From Mother to Child: YUKTANAND SINGH
The Way of the Sikh
Letter & Spirit # 35
Translated from Bhai Vir Singh's ‘Gurmukh Sikhia’
Simran is the purpose of our life.
No one can appraise the value of simran. It is priceless. Its value is realized after death. After death, those who did not do simran will be sorry.
Those who did simran, they too, will be sorry. Realizing that simran was such a priceless jewel. They will regret that they did not accumulate more of it during their lifetime here.
At first, simran removes dirt from our heart. For this reason, we may not enjoy it at first. But as the mind is cleansed, simran starts to taste sweet. Then we do not want to stop it.
Those who do, or will do simran, even five minutes a day, they will find that their afterlife is delightful. As William Thomas Stead wrote in his book, ‘Letters from Julia’: his sister Julia sent him messages through a medium after her death, and she told him that even if he practiced simran for five minutes everyday he would find that in his afterlife he was happy and wealthy.
Guru Granth Sahib also commands us that we must do simran.
“O Kabir whether is it for one watch, half a watch, or even half of that …” [GGS:1377].
One watch is 24 minutes long. A quarter of that is only six minutes. In other words, simran even for the shortest time is extremely beneficial.
“The Formless One Himself resides in His simran” [GGS:263].
When we do simran, we are with Waheguru.
Some people give up simran because their mind was not attracted to it. This is a huge mistake.
A mother talks lovingly to her infant, the infant listens and, spontaneously, retains those words in the subconscious mind. This is how the child learns to talk. Without the mother talking to the infant the infant could not have learned to talk.
Similarly, when we repeat naam it percolates through our subconscious mind. When our subconscious becomes saturated then naam starts to taste sweet to us.
Even if our mind dwells in naam only for brief moments, we should not regard it as trivial. A complete control over our mind is achieved only from Waheguru’s complete benevolence or grace (kirpa).
“The mind comes under control, O Nanak, if He grants His perfect grace.” [GGS:298]
Thus, we must not give up simran even when our mind is not so inclined. Repetition of simran saturates the subconscious mind and thus, eventually, simran becomes a habit and starts to flow naturally.
Our mind is also influenced by the company it keeps. We see that our night is dominated by what we did during the day. Someone who was in a holy company, listened to the kirtan and spiritual discourse, will dream about it at night. But someone who was engaged in some evil deeds will have dreams of the same deeds.
In a way, we have three forms of relationships: with the Guru, with Waheguru, and with our own self. If we love ourselves, then we must maintain pure character.

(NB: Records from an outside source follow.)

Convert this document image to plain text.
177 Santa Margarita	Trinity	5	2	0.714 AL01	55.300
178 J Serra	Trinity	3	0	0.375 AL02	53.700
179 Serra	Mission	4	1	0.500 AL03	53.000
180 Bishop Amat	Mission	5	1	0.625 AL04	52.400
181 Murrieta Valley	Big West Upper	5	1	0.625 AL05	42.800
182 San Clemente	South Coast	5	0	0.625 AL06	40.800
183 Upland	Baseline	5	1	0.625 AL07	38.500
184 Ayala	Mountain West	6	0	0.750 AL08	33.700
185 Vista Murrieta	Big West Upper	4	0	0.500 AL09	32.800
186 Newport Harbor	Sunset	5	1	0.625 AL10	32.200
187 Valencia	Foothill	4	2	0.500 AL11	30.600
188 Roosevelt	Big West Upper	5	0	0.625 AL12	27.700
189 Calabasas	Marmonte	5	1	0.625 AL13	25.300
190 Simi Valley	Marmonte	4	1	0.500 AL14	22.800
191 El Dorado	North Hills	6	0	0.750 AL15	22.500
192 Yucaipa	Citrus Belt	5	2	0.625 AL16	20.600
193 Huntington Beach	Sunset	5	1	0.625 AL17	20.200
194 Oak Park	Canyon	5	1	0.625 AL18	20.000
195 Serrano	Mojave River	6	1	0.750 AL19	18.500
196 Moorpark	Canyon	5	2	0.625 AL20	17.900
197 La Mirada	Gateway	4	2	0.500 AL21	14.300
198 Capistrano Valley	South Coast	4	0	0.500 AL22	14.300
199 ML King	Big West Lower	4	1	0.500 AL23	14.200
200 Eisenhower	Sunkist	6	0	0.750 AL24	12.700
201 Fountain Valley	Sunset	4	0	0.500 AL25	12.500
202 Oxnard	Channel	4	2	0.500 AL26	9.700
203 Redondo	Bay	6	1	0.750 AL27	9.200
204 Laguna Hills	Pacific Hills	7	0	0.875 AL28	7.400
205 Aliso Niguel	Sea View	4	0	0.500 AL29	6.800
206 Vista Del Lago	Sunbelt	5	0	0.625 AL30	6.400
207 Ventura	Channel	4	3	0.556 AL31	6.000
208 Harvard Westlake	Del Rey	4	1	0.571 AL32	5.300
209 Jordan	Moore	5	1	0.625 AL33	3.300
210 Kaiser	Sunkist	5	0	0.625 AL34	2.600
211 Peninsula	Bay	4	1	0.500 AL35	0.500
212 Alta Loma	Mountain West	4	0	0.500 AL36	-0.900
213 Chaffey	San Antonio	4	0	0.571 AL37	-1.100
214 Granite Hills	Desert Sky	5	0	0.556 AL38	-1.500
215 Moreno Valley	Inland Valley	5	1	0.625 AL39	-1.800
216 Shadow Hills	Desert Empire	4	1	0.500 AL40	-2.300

People with similar characters attract each other. Similarly, we can meet Waheguru only when we have acquired the virtues from Waheguru, just as, water merges with water, but mercury does not merge with water.
We would not add dirty water to the holy pool at Darbar Sahib. But no one would stop us if we added clean lake water. Similarly, a married couple must practice fidelity and purity of character, become sants and hold satsangat and thus emancipate others in their company.
Those women who go around with their heads uncovered wandering in the nightclubs with other men, they excite only lust. One cannot find inner peace in this manner. Gurbani and naam forge concrete contact with Waheguru, and then we find inner peace.
At first, naam is a physical act but later it turns into a spiritual act.
Study of gurbani illuminates the mind. Then, one is not influenced by self-willed talk or advice.
“Gurbani is the light in this world” [GGS:67].
Some argue, “What’s the use of mere mechanical repetition of ‘Waheguru-Waheguru’?”
This is not a valid argument. In Tibet, some people write the name of their deity on a prayer wheel perched on a handle, and they keep spinning it with their hand.
That could be called mechanical.
Uttering ‘Waheguru’ from the mouth cannot be called mechanical because we are not lifeless. We are not a machine.
We are conscious beings who possess intellect and thus, whatever we do, or say, including uttering ‘Waheguru-Waheguru’, definitely leaves an impression on us.
August 30, 2013
Conversation about this article
1: Manjit Kaur (Frederick, Maryland, USA), August 30, 2013, 11:41 AM.
This article is beautifully written as a constant reminder not only for the mother to repeat naam, but for mothers whose children have grown up and become distracted with life to continue on this path before it's too late. Thank you, Dr Yuktanand Singh ji. I am blessed with a beautiful daughter ... and doubly blessed in that I was able to recite gurbani to her during pregancy and after she born.